43. Moderate Risk Now you have a patient who isnt clearly low risk. Maybe older age, questionable smoke or environmental history but not quite screaming high risk, what to do?
PET SCAN is now recommended
44. PET SCAN Positron emission tomography (PET) with 18-fluorodeoxyglucose (FDG) has proven to be an excellent mode of tumor imaging
Increased activity is demonstrated in cells with high metabolic rates, as is seen in tumors and areas of inflammation
It can also tell us about if any metastatic disease is present thus altering treatment
However the spatial resolution of PET is currently 7 to 8 mm, and so the imaging of SPNs < 1 cm is unreliable
$1,912 !!!!
45. Pet Scan Gould et al performed a meta-analysis of the literature on pulmonary nodules and masses and PET scanning and found an overall sensitivity of 96.8% and specificity of 77.8% for detecting malignancy.
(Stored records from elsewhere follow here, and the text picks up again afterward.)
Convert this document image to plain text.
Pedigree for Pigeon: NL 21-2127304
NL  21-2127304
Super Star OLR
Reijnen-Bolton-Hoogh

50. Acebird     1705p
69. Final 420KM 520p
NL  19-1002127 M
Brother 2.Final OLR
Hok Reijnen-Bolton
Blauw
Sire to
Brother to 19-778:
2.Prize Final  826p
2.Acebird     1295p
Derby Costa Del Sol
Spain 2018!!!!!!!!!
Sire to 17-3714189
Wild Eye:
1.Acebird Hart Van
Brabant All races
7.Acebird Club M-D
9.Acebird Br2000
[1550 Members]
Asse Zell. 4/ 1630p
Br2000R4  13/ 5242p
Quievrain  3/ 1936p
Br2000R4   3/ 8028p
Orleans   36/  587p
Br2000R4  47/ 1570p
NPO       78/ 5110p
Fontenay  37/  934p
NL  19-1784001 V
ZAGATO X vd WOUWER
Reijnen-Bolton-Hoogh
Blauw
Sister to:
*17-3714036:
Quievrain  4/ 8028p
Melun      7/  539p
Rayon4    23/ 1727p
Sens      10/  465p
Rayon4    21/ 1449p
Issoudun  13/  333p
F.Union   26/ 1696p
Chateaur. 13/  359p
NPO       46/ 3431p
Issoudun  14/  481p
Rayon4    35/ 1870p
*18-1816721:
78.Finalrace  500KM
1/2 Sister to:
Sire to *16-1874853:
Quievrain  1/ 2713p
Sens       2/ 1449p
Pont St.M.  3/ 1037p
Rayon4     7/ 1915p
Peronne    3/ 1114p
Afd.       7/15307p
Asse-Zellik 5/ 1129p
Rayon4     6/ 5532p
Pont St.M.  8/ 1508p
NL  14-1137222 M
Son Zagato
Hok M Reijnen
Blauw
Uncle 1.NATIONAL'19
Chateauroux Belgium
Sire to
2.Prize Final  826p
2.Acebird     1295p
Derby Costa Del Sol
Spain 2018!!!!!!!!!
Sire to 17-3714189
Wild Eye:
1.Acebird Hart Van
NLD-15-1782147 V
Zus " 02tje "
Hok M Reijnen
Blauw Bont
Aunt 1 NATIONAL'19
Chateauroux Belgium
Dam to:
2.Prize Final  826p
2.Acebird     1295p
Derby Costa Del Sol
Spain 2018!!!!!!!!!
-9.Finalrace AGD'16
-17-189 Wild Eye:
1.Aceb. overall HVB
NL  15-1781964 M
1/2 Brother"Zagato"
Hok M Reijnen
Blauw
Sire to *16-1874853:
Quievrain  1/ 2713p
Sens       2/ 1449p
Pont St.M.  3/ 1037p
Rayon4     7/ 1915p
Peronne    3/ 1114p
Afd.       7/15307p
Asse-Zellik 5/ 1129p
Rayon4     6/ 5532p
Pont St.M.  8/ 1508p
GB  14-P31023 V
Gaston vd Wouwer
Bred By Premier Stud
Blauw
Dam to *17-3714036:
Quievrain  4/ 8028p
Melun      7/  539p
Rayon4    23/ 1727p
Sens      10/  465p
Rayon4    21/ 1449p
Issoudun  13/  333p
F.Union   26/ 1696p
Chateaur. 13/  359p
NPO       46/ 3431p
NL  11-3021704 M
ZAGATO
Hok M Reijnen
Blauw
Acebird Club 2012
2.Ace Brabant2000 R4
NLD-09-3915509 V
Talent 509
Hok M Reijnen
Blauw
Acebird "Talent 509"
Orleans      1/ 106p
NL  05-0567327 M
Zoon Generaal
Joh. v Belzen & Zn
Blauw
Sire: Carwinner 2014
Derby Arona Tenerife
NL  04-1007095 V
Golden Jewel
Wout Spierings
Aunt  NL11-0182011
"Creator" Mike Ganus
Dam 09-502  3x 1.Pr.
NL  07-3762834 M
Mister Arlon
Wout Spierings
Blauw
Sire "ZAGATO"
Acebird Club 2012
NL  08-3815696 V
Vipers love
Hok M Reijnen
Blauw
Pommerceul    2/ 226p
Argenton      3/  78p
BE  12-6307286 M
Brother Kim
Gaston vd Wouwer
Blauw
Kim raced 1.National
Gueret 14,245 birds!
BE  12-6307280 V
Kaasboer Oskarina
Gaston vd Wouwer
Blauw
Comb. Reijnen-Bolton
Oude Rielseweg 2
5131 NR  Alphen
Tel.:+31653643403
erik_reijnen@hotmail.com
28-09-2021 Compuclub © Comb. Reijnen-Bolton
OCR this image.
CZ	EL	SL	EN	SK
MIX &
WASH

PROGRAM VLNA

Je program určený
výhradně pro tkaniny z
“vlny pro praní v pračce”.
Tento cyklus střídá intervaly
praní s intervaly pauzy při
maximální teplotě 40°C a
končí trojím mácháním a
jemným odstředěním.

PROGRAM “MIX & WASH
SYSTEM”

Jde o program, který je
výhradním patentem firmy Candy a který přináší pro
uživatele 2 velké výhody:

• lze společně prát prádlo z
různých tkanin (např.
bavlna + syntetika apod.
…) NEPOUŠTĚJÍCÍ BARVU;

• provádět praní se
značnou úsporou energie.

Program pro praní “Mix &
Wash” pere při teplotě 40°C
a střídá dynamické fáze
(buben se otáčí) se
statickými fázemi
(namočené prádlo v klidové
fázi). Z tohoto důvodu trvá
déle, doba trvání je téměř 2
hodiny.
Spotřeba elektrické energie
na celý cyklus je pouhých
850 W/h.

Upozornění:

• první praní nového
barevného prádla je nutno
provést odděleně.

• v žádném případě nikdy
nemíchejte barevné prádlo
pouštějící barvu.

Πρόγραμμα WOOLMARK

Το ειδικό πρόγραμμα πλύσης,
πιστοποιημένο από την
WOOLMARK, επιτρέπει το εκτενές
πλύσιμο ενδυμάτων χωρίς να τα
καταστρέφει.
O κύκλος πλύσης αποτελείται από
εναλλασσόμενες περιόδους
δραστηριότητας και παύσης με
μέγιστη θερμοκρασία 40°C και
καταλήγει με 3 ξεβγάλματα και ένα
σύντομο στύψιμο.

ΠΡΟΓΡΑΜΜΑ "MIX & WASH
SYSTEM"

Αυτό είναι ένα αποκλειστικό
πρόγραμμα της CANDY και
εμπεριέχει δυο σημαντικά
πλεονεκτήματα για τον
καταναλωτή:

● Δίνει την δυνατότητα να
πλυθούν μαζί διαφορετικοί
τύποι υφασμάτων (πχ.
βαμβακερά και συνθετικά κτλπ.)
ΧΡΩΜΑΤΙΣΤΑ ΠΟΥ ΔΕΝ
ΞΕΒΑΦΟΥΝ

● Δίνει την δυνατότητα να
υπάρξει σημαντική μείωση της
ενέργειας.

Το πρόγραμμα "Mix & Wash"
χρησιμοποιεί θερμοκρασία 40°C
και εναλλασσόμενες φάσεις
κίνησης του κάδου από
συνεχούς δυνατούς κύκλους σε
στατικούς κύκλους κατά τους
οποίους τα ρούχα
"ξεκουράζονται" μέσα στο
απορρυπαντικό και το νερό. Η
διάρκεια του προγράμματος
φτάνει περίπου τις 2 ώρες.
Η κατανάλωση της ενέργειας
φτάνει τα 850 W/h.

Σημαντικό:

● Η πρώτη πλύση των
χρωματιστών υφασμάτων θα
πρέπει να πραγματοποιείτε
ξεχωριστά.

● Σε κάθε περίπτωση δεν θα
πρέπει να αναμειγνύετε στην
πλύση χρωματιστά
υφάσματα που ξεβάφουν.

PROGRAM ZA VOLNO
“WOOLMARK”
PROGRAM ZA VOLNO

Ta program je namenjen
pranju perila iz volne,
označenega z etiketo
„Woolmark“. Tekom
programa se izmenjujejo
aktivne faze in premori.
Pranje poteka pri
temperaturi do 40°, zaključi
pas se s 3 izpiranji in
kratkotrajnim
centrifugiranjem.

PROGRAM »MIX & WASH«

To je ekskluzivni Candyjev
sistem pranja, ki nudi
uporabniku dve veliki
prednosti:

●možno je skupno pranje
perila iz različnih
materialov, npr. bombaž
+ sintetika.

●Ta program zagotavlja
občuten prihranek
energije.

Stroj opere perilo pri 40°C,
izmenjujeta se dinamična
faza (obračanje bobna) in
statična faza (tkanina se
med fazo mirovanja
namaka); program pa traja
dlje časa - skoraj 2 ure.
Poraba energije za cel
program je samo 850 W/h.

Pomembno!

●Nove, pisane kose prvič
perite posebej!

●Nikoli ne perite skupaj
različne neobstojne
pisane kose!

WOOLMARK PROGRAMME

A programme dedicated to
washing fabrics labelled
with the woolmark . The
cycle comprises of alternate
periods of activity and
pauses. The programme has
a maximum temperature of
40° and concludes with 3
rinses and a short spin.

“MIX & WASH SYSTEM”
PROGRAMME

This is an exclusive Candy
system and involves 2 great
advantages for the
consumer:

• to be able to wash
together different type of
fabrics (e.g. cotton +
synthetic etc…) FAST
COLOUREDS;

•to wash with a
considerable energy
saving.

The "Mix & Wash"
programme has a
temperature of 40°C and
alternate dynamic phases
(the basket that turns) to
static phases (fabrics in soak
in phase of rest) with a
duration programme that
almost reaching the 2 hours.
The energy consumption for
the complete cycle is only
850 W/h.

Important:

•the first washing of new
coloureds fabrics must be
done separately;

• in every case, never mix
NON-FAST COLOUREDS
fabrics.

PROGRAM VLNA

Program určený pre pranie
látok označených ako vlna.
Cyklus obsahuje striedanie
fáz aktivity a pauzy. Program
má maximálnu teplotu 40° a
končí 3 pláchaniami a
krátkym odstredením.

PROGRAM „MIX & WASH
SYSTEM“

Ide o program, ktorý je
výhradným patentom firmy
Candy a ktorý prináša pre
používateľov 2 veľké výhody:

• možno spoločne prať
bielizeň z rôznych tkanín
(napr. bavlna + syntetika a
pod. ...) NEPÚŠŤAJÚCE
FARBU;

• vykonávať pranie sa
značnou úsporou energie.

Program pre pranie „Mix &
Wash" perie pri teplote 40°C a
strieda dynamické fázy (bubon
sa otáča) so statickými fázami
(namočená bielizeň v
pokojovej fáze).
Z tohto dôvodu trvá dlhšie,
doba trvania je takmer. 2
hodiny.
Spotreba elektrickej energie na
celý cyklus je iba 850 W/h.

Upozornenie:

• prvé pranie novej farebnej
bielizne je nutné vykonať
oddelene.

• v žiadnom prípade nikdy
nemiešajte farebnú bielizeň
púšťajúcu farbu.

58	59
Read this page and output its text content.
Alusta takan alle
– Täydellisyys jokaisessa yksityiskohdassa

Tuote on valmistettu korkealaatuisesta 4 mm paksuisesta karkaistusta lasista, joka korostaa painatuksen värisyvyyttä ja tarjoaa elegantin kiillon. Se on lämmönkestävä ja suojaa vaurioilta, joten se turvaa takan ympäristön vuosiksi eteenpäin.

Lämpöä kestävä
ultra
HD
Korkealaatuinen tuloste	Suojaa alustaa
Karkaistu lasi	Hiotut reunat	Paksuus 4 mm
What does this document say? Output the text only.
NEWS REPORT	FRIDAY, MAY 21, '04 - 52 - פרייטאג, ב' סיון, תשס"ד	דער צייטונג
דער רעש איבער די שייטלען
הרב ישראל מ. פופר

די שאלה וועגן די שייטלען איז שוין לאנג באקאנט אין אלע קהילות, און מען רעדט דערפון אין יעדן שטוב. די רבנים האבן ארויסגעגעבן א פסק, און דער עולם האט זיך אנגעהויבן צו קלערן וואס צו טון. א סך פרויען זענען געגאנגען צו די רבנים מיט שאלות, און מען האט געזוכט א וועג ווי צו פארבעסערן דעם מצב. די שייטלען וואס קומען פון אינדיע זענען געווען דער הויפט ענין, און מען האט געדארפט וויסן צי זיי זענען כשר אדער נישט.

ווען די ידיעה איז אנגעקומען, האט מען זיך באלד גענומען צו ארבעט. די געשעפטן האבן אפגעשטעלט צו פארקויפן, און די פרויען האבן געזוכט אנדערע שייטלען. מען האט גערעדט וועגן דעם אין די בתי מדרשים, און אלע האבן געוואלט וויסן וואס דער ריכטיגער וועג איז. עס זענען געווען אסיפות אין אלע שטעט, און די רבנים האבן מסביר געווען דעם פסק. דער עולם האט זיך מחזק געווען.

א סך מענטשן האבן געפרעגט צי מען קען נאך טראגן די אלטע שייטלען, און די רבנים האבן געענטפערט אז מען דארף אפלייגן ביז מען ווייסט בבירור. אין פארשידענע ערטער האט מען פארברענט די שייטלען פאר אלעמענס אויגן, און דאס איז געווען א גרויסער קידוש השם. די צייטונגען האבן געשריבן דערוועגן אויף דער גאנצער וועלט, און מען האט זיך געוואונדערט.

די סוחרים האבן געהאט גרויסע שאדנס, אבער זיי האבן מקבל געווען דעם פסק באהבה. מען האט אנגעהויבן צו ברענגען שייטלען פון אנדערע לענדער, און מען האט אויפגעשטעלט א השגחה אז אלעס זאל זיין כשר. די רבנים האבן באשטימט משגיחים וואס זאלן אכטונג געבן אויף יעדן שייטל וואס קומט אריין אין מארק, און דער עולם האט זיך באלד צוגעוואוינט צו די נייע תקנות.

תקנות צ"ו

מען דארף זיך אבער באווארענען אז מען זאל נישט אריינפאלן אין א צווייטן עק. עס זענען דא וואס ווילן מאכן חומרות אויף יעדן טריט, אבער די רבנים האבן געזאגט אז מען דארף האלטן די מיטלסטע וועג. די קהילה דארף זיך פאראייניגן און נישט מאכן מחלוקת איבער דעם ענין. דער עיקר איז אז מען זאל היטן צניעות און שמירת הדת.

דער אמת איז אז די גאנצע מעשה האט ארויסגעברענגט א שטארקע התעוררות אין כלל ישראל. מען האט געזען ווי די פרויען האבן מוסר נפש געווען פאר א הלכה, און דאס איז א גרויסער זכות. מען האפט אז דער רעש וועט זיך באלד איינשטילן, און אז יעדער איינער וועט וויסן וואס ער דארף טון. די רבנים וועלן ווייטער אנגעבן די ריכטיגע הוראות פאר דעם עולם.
PET scans also have a 96% sensitivity and 88% specificity with 94% accuracy in the diagnosis of benign nodules
46. Pet Scan So depending on the PET Scan result you can base your treatment
If PET is positive than you can refer the patient to CT Surgery for resection options
If PET is negative than can follow
47. High Risk Patient 68 year old male, 100 pack years of smoking, used to work with asbestos, and coughing up blood
RIGHT TO THE OR for resection.
48. Conclusion The main point is to make sure you give the SPN the respect it deserves.
With timely diagnosis we can effectively prevent morbidity and mortality for our patients
There is just no excuse for a patient to die because we did not work up the patient in a timely fashion.